Antibiotic Use Is Not a Risk Factor of Infection by Extended-Spectrum Beta-Lactamase Producing Bacteria in Dr. Soetomo Hospital Surabaya
Keywords:antibiotic resistance, antibiotic use, ESBL, Escherichia coli
Infection by Extended-Spectrum Beta-Lactamase (ESBL) producing bacteria confers a major challenge for clinicians due to limited treatment options and poor prognosis. Inappropriate antibiotic use is thought to cause the emergence of this resistant strain through selective pressure mechanisms. This study aims to describe the proportion of ESBL-producing bacteria and characteristics of patients with ESBL-producing bacterial infection, and to analyze the risk factors of infection by ESBL-producing bacteria in Dr. Soetomo Hospital, Surabaya. A cross-sectional study was conducted on medical records of inpatients of Internal Medicine Ward of Dr.
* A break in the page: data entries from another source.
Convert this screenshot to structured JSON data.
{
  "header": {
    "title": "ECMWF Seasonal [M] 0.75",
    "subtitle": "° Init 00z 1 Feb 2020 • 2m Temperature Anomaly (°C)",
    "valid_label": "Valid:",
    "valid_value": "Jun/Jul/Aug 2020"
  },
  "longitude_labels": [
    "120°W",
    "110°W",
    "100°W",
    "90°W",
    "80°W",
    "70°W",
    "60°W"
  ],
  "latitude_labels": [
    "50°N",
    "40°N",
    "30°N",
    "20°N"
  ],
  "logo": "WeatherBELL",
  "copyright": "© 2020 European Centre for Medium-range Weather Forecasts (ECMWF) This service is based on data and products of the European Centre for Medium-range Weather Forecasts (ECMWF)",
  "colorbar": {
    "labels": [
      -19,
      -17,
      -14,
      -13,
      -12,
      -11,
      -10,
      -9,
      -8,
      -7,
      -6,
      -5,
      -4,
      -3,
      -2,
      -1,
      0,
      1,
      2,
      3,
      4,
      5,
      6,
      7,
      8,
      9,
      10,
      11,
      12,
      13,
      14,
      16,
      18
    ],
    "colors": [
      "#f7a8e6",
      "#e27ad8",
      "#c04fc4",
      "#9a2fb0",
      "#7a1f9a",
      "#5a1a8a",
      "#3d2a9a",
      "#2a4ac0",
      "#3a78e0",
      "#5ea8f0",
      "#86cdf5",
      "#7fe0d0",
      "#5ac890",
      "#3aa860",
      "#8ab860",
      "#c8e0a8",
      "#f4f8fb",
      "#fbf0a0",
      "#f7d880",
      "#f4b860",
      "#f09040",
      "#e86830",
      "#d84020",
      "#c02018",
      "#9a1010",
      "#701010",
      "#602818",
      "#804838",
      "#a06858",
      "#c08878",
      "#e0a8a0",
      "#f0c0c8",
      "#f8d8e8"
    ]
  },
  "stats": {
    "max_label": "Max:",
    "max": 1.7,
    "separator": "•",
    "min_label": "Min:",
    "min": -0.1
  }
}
Soetomo Hospital. Samples were classified into ESBL-positive or ESBL-negative groups. Demographic data, clinical data and previous antibiotic use of 66 samples (33 in each group) were retrospectively obtained. As many as 30 patients (45.5%) were male. Mean age of patients in the ESBL-positive and negative group were 53.57 (±16.77) and 54.27 (±14.88) years, respectively (p>0.05). The median pre-infection length of stay was 4 and 3 days for ESBL-positive and negative group, respectively (p>0.05). Type 2 diabetes mellitus was the most common comorbid disease (33.3%). The most frequent bacteria obtained from clinical isolates was Escherichia coli (49.3%). Proportion of ESBL producers amongst E.coli and K. pneumoniae isolates were 75% and 38.5%, respectively. The most frequently prescribed empirical antibiotic was ceftriaxone. None of the antibiotic used were risk factors for infection by ESBL-producing bacteria. Although none of the assessed variables were risk factors for ESBL-infection was discovered, this study finds a significantly larger proportion of ESBL-E. coli compared to non-ESBL producing E. coli. Further studies should include larger sample size and quantitatively measured antibiotic use.